What if the anti-avoidance rules apply?

Where the anti-avoidance rules apply to assets owned by a foreign company, capital gains it makes are taxable on the company’s shareholders as if they had make the gains personally. The gain taxable on each shareholder is in proportion to their shareholding in the company.

What isn’t avoidance?

HMRC anti-avoidance rules don’t apply in every case of a property being owned through a foreign company. It would be unreasonable where say, the company runs a business abroad and owned assets related to its trade. For example, a company might own its trading premises in the foreign country. A gain made from selling it would not trigger the anti-avoidance rules. The rules are more precisely targeted.

Anti-avoidance rules

The first condition for the anti-avoidance rules to apply is that the non-UK company it would count as a “close company” if it were a UK company. A close company is, broadly, one owned or controlled by five or has fewer individuals. For example, a company owned by just you and your spouse would be a close company.

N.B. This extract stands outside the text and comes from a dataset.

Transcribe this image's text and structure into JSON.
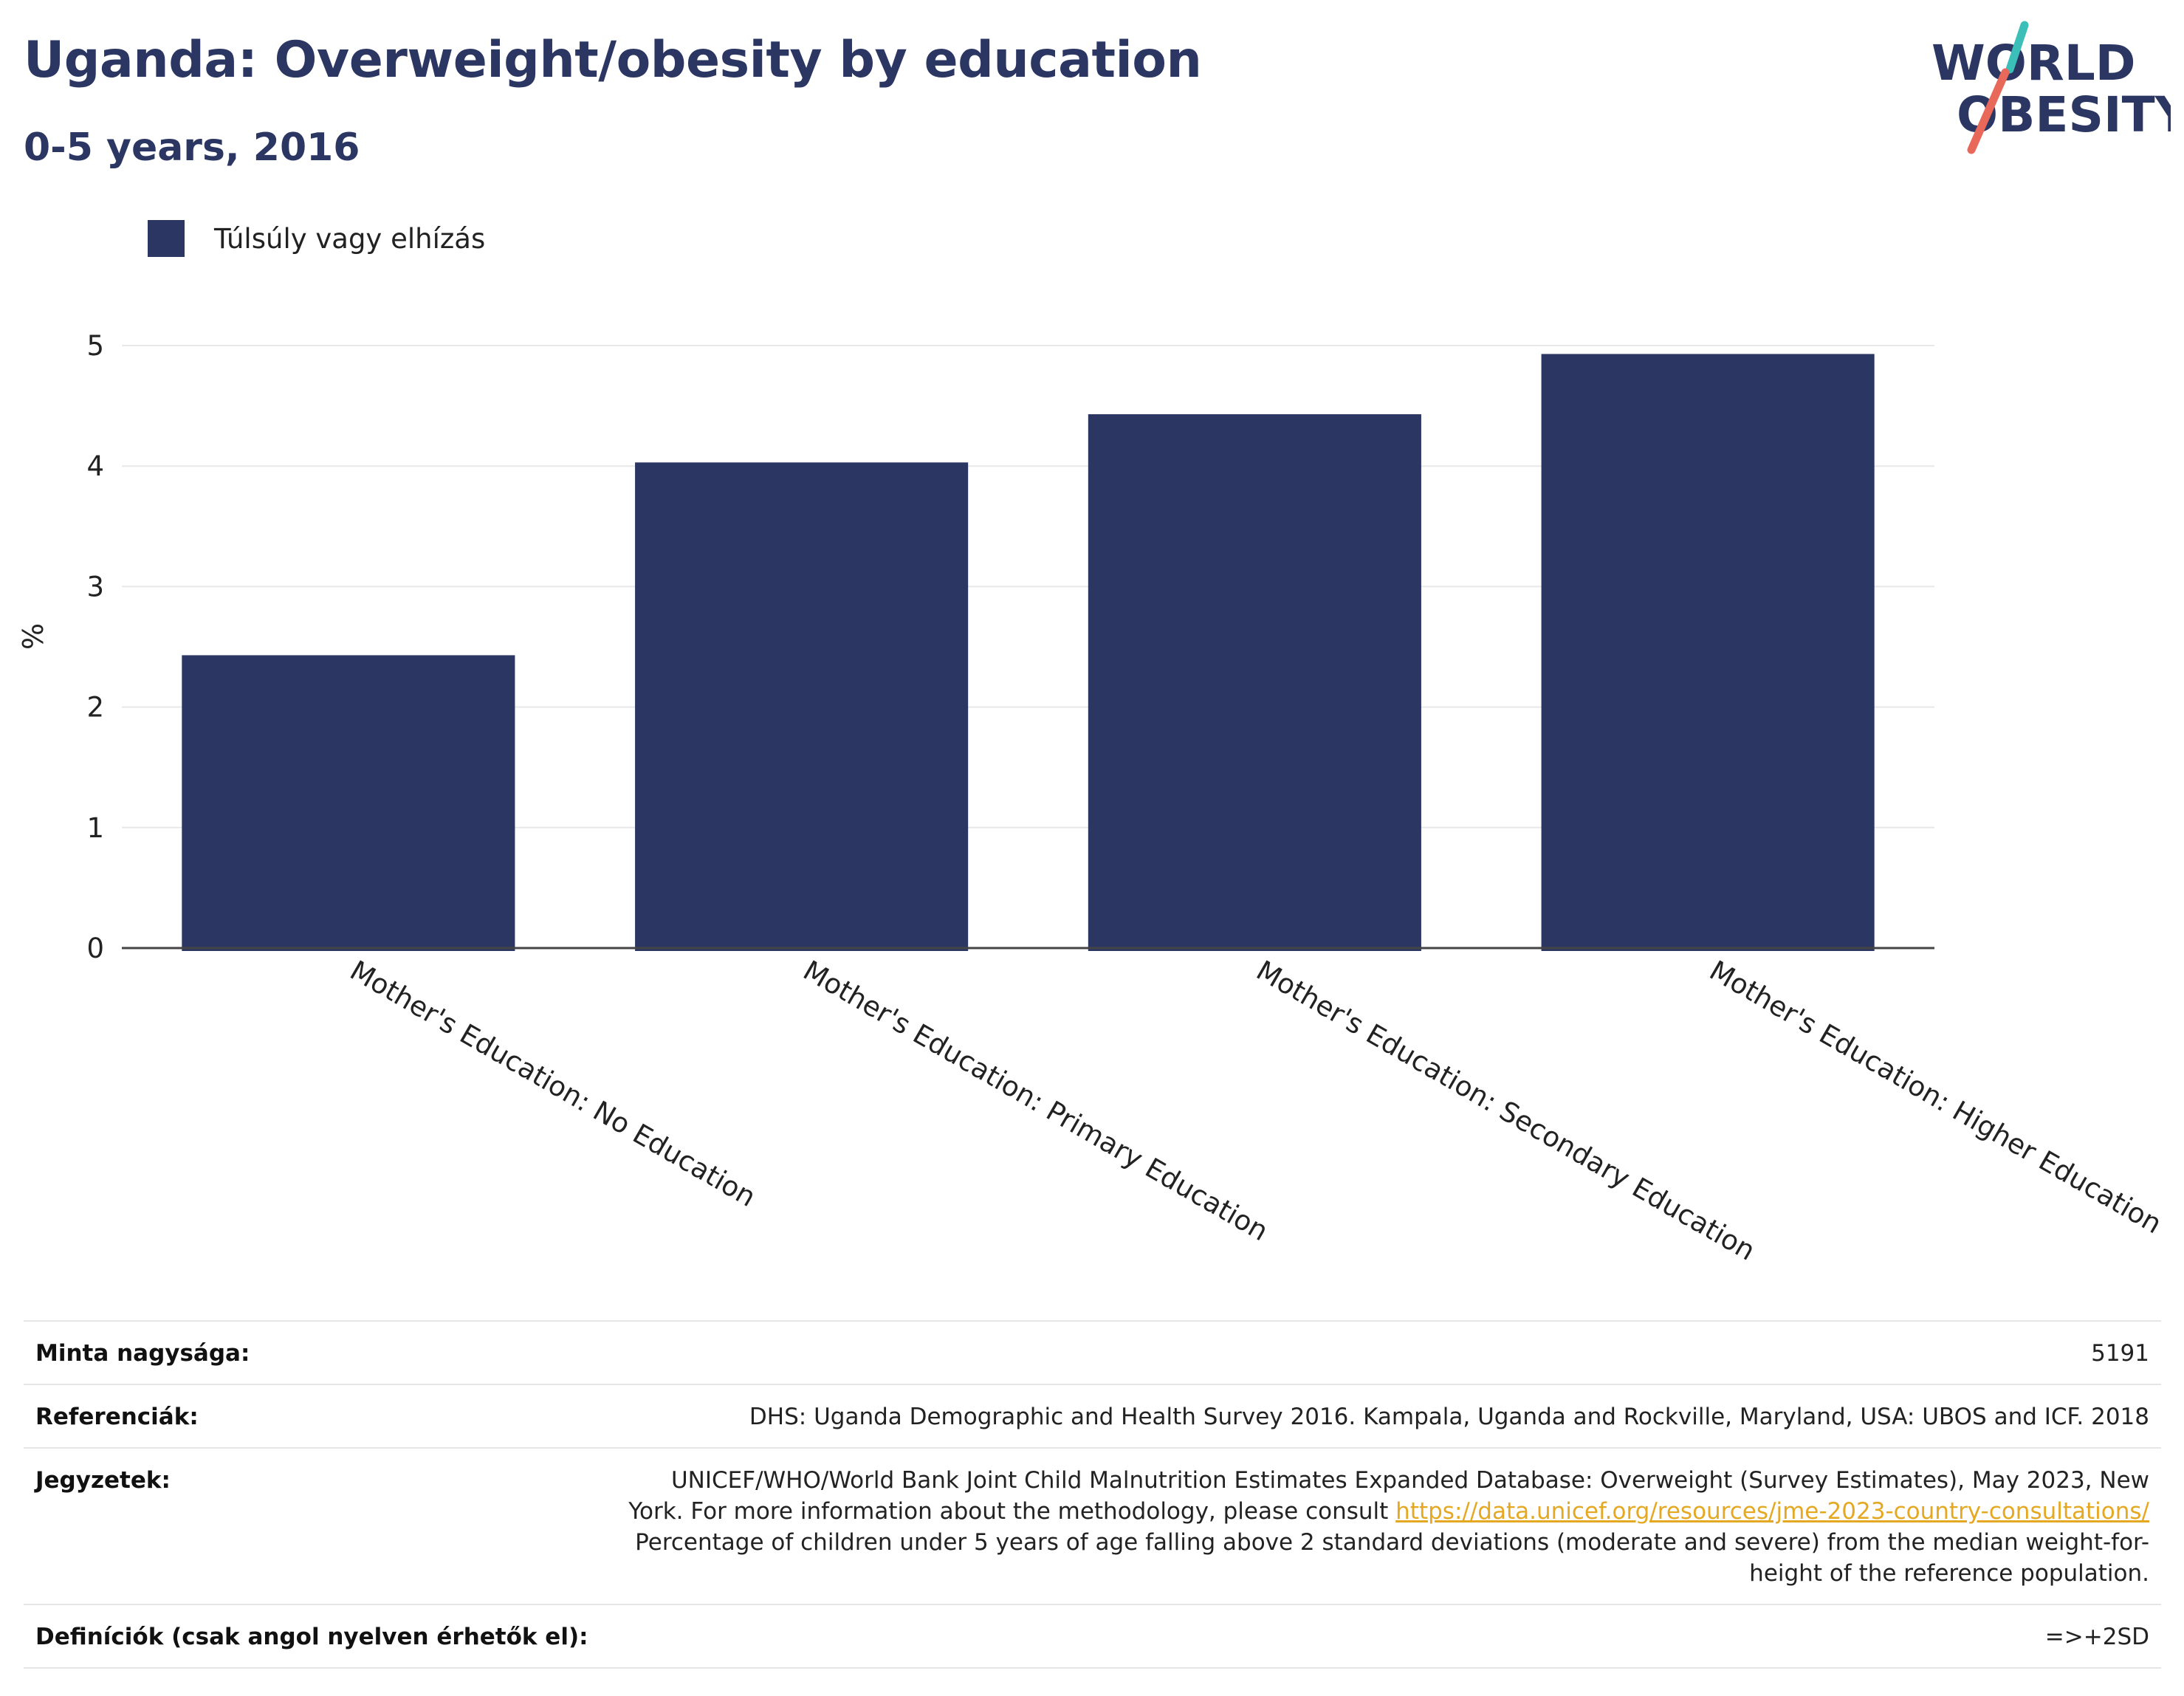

Trap. You can’t avoid the “close company” label by sharing ownership of the company with close family members to avoid the five-individuals test. Your and your families shares in the company a lumped together for this purposes.

Tip. Even if the company and shareholders meet the conditions for the anti-avoidance rules to apply, if you and persons connected with you, e.g. close family members, don’t together own at least 25% of the company the anti-avoidance rule is ignored, meaning you won’t have to pay tax on the gains the company makes.

A further get out clause

The anti-avoidance rules were overhauled in 2013 to be more relaxed. In our experience, because the old version of the rules existed for many years the more changes aren’t well known. One of the key difference is that the anti-avoidance rules now only apply where ownership of the property through a foreign company is “part of a scheme or arrangements of which the main purpose, or one of the main purposes, was avoidance of liability to capital gains tax or corporation tax”.

Tip. Owning a property to prevent problems with foreign succession or other rules and regulations is no longer a trigger for the anti-avoidance rules.

The rules make the owners of a foreign company liable to UK tax on gains it makes. However, since 2013 this doesn’t apply unless the reason for using the foreign company is an arrangement to avoid UK capital gains or corporation tax. Using a foreign company to prevent say, the foreign succession rules applying doesn’t count as avoidance.